Los sonidos de la escoba pasando una y otra vez sobre las baldosas restallan contra los setos de las tapias encaladas y se allanan en la superficie de la piscina. Se para a descansar. El televisor lleva encendido un buen rato. En la pantalla las dos nadadoras continúan en su ir y venir frenético al compás de la música mientras él enciende con parsimonia un cigarrillo y se queda quieto, fumando de pie, mirando aquellos dos seres magníficos que bien pudieran ser habitantes del Olimpo. Haciendo contrapunto a su inhalación de fumador empedernido se oye de pronto el siseo reiterado de los aspersores en la zona ajardinada. Es la señal, la hora de abandonar él también la piscina; hace mucho tiempo que todos los bañistas se han marchado ya. Su trabajo por hoy ha terminado.

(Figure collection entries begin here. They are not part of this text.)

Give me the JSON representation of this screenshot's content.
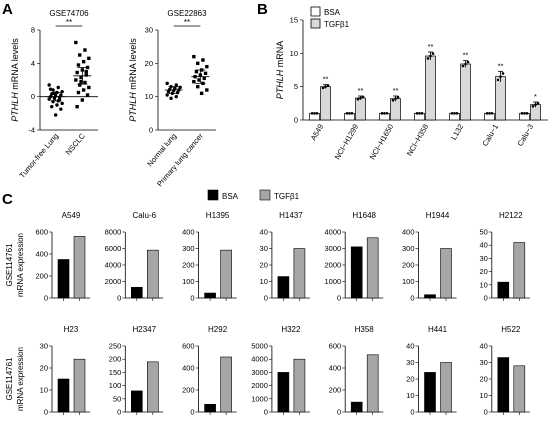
{
  "panel_labels": {
    "a": "A",
    "b": "B",
    "c": "C"
  },
  "colors": {
    "bsa": "#000000",
    "tgfb1": "#a6a6a6",
    "b_bsa": "#ffffff",
    "b_tgfb1": "#d9d9d9"
  },
  "chart_data": [
    {
      "id": "A1",
      "type": "scatter",
      "title": "GSE74706",
      "ylabel_italic": "PTHLH",
      "ylabel_rest": " mRNA levels",
      "categories": [
        "Tumor-free Lung",
        "NSCLC"
      ],
      "ylim": [
        -4,
        8
      ],
      "yticks": [
        -4,
        0,
        4,
        8
      ],
      "significance": "**",
      "groups": [
        {
          "name": "Tumor-free Lung",
          "mean": 0.0,
          "sem": 0.5,
          "points": [
            1.4,
            1.1,
            0.8,
            0.6,
            0.5,
            0.3,
            0.2,
            0.1,
            0.0,
            -0.1,
            -0.2,
            -0.3,
            -0.5,
            -0.6,
            -0.8,
            -1.0,
            -1.2,
            -1.5,
            -2.2,
            0.9,
            -0.4,
            0.4
          ]
        },
        {
          "name": "NSCLC",
          "mean": 2.5,
          "sem": 1.0,
          "points": [
            6.5,
            5.6,
            5.0,
            4.6,
            4.2,
            3.8,
            3.5,
            3.2,
            2.9,
            2.6,
            2.3,
            2.0,
            1.7,
            1.4,
            1.1,
            0.8,
            0.5,
            0.2,
            -0.4,
            -1.2,
            3.0,
            1.8
          ]
        }
      ]
    },
    {
      "id": "A2",
      "type": "scatter",
      "title": "GSE22863",
      "ylabel_italic": "PTHLH",
      "ylabel_rest": " mRNA levels",
      "categories": [
        "Normal lung",
        "Primary lung cancer"
      ],
      "ylim": [
        0,
        30
      ],
      "yticks": [
        0,
        10,
        20,
        30
      ],
      "significance": "**",
      "groups": [
        {
          "name": "Normal lung",
          "mean": 12.0,
          "sem": 1.0,
          "points": [
            14.0,
            13.5,
            13.0,
            12.8,
            12.5,
            12.2,
            12.0,
            11.8,
            11.5,
            11.2,
            11.0,
            10.5,
            10.0,
            9.5
          ]
        },
        {
          "name": "Primary lung cancer",
          "mean": 16.0,
          "sem": 2.0,
          "points": [
            22.0,
            21.0,
            20.0,
            19.0,
            18.0,
            17.5,
            17.0,
            16.5,
            16.0,
            15.5,
            15.0,
            14.5,
            14.0,
            13.0,
            12.0,
            11.0
          ]
        }
      ]
    },
    {
      "id": "B",
      "type": "bar",
      "ylabel_italic": "PTHLH",
      "ylabel_rest": " mRNA",
      "ylim": [
        0,
        15
      ],
      "yticks": [
        0,
        5,
        10,
        15
      ],
      "legend": [
        "BSA",
        "TGFβ1"
      ],
      "categories": [
        "A549",
        "NCI−H1299",
        "NCI−H1650",
        "NCI−H358",
        "L132",
        "Calu−1",
        "Calu−3"
      ],
      "series": [
        {
          "name": "BSA",
          "values": [
            1.0,
            1.0,
            1.0,
            1.0,
            1.0,
            1.0,
            1.0
          ]
        },
        {
          "name": "TGFβ1",
          "values": [
            5.0,
            3.3,
            3.2,
            9.6,
            8.4,
            6.5,
            2.3
          ]
        }
      ],
      "errors": [
        0.3,
        0.3,
        0.4,
        0.6,
        0.5,
        0.8,
        0.4
      ],
      "significance": [
        "**",
        "**",
        "**",
        "**",
        "**",
        "**",
        "*"
      ]
    },
    {
      "id": "C",
      "type": "bar",
      "legend": [
        "BSA",
        "TGFβ1"
      ],
      "row_label": "GSE114761",
      "ylabel": "mRNA expression",
      "charts": [
        {
          "title": "A549",
          "ylim": [
            0,
            600
          ],
          "yticks": [
            0,
            200,
            400,
            600
          ],
          "values": [
            350,
            560
          ]
        },
        {
          "title": "Calu-6",
          "ylim": [
            0,
            8000
          ],
          "yticks": [
            0,
            2000,
            4000,
            6000,
            8000
          ],
          "values": [
            1300,
            5800
          ]
        },
        {
          "title": "H1395",
          "ylim": [
            0,
            400
          ],
          "yticks": [
            0,
            100,
            200,
            300,
            400
          ],
          "values": [
            30,
            290
          ]
        },
        {
          "title": "H1437",
          "ylim": [
            0,
            40
          ],
          "yticks": [
            0,
            10,
            20,
            30,
            40
          ],
          "values": [
            13,
            30
          ]
        },
        {
          "title": "H1648",
          "ylim": [
            0,
            4000
          ],
          "yticks": [
            0,
            1000,
            2000,
            3000,
            4000
          ],
          "values": [
            3100,
            3650
          ]
        },
        {
          "title": "H1944",
          "ylim": [
            0,
            400
          ],
          "yticks": [
            0,
            100,
            200,
            300,
            400
          ],
          "values": [
            20,
            300
          ]
        },
        {
          "title": "H2122",
          "ylim": [
            0,
            50
          ],
          "yticks": [
            0,
            10,
            20,
            30,
            40,
            50
          ],
          "values": [
            12,
            42
          ]
        },
        {
          "title": "H23",
          "ylim": [
            0,
            30
          ],
          "yticks": [
            0,
            10,
            20,
            30
          ],
          "values": [
            15,
            24
          ]
        },
        {
          "title": "H2347",
          "ylim": [
            0,
            250
          ],
          "yticks": [
            0,
            50,
            100,
            150,
            200,
            250
          ],
          "values": [
            80,
            190
          ]
        },
        {
          "title": "H292",
          "ylim": [
            0,
            600
          ],
          "yticks": [
            0,
            200,
            400,
            600
          ],
          "values": [
            70,
            500
          ]
        },
        {
          "title": "H322",
          "ylim": [
            0,
            5000
          ],
          "yticks": [
            0,
            1000,
            2000,
            3000,
            4000,
            5000
          ],
          "values": [
            3000,
            4000
          ]
        },
        {
          "title": "H358",
          "ylim": [
            0,
            600
          ],
          "yticks": [
            0,
            200,
            400,
            600
          ],
          "values": [
            90,
            520
          ]
        },
        {
          "title": "H441",
          "ylim": [
            0,
            40
          ],
          "yticks": [
            0,
            10,
            20,
            30,
            40
          ],
          "values": [
            24,
            30
          ]
        },
        {
          "title": "H522",
          "ylim": [
            0,
            40
          ],
          "yticks": [
            0,
            10,
            20,
            30,
            40
          ],
          "values": [
            33,
            28
          ]
        }
      ]
    }
  ]
}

Baja el toldo de la caseta del bar. Revisa los estantes con las patatas fritas, los cacahuetes, las cortezas… abre la nevera y cuenta por encima los refrescos que le quedan. Mira el reloj: las diez y quince. Cuando pujó para que en verano le adjudicaran la explotación de la piscina del pueblo, no se imaginaba lo largos que se le harían los días, incrustado durante horas en ese microcosmo aislado de muros altos, tripulante-jefe de una crisálida de fondo líquido en la que se refleja un cielo en medio de la nada. Su Olimpo particular no sabe de medallas ni de famas. Al apagar la televisión del local se oscurecen también las dos sirenas de la pantalla. El encargado de la piscina, tras terminar de apurar el último cigarro del día, pausadamente, casi con la seguridad con la que se dibuja una acuarela del paisaje tantas veces visitado, descorre el cerrojo de la puerta principal y se pierde en la oscuridad de la calle.